Sob a perspectiva dos países em desenvolvimento, a experiência da OMC não foi positiva. De fato, as modestas concessões havidas nas áreas agrícola e têxtil, durante a Rodada Uruguai, não foram suficientes para assegurar sua competitividade natural, já que cuidadosamente feitas para manter as vantagens dos países desenvolvidos. A inclusão das novas áreas no sistema multilateral de comércio permitiu aos países desenvolvidos acesso aos mercados dos países em desenvolvimento, mas não permitiu a estes acesso aos mercados daqueles, fechados por medidas horizontais. O Acordo sobre Medidas de Investimentos relacionadas com o Comércio (TRIMS) deixou de tratar da escandalosa cumplicidade dos países desenvolvidos com a questão das fraudes fiscais e da fuga de capitais nos países em desenvolvimento. O Acordo Antidumping, sopitado e pusilânime, permitiu aos EUA a manutenção de sua legislação doméstica acintosa à eqüidade e aos mais comezinhos princípios de direito internacional.

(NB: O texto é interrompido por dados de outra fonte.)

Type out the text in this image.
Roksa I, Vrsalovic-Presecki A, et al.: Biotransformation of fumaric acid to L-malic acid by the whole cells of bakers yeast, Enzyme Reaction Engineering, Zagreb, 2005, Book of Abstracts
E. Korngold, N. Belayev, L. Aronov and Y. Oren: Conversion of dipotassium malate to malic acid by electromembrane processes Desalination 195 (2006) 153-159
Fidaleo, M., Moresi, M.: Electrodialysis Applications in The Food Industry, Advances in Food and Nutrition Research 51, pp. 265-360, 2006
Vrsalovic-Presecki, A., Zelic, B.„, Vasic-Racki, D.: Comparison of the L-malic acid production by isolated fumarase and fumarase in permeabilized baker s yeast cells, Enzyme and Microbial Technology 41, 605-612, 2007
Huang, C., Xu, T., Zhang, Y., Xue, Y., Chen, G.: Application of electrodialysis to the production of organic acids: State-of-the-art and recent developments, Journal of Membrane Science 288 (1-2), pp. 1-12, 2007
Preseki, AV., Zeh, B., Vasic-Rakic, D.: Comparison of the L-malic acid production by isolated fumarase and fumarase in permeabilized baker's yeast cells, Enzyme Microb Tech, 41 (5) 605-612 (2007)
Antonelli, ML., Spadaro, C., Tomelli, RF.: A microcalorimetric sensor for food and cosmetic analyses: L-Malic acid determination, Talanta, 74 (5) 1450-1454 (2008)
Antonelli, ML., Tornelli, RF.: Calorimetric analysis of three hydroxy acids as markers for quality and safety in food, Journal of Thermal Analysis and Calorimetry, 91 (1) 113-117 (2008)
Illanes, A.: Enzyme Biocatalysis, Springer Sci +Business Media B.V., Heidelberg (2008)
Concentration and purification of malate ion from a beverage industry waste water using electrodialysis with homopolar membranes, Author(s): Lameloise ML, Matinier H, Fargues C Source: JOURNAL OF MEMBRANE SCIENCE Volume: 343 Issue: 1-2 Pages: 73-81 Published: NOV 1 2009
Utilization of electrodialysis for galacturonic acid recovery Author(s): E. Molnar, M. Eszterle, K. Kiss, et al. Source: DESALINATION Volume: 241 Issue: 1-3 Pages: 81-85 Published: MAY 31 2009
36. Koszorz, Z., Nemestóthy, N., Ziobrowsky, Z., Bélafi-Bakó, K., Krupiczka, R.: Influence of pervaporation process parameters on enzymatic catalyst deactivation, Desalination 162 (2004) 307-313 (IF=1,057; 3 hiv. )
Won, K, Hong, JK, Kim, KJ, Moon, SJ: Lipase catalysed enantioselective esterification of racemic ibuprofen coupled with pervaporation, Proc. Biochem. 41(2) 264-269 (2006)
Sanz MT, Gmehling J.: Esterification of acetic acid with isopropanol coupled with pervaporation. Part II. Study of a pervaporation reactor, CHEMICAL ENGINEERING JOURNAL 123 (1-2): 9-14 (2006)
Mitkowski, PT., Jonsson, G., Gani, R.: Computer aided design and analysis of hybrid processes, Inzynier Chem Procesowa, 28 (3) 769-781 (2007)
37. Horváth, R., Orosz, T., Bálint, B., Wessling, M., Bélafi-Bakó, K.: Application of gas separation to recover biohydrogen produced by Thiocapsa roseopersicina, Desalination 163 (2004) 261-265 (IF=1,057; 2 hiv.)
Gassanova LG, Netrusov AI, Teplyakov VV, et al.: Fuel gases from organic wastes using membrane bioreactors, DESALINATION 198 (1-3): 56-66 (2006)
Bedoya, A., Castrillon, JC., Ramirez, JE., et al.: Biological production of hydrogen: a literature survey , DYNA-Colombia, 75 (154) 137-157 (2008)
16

Por sua vez, o Acordo sobre Direitos de Propriedade Intelectual relacionados com o Comércio (TRIPS) subordinou as autoridades nacionais dos países em desenvolvimento àquelas dos países desenvolvidos por meios do conceito da proteção “pipeline”. O Acordo sobre Regras de Origem permite o protecionismo institucionalizado nas áreas de livre comércio e seu uso para desviar as correntes tradicionais de comércio, como é o caso no Acordo de Livre Comércio da América do Norte (NAFTA), onde se verificou o aumento da dependência comercial do México aos EUA e um devastador efeito na área do Caribe. O Acordo sobre Subsídios não é justo nem eqüitativo aos países em desenvolvimento, colocando Índia, África do Sul e Brasil no mesmo nível de países como a Suíça e França. De mais a mais, práticas altamente danosas aos países em desenvolvimento como o dumping financeiro e tecnológico, largamente utilizadas para assegurar domínio de mercado, não foram contempladas[1]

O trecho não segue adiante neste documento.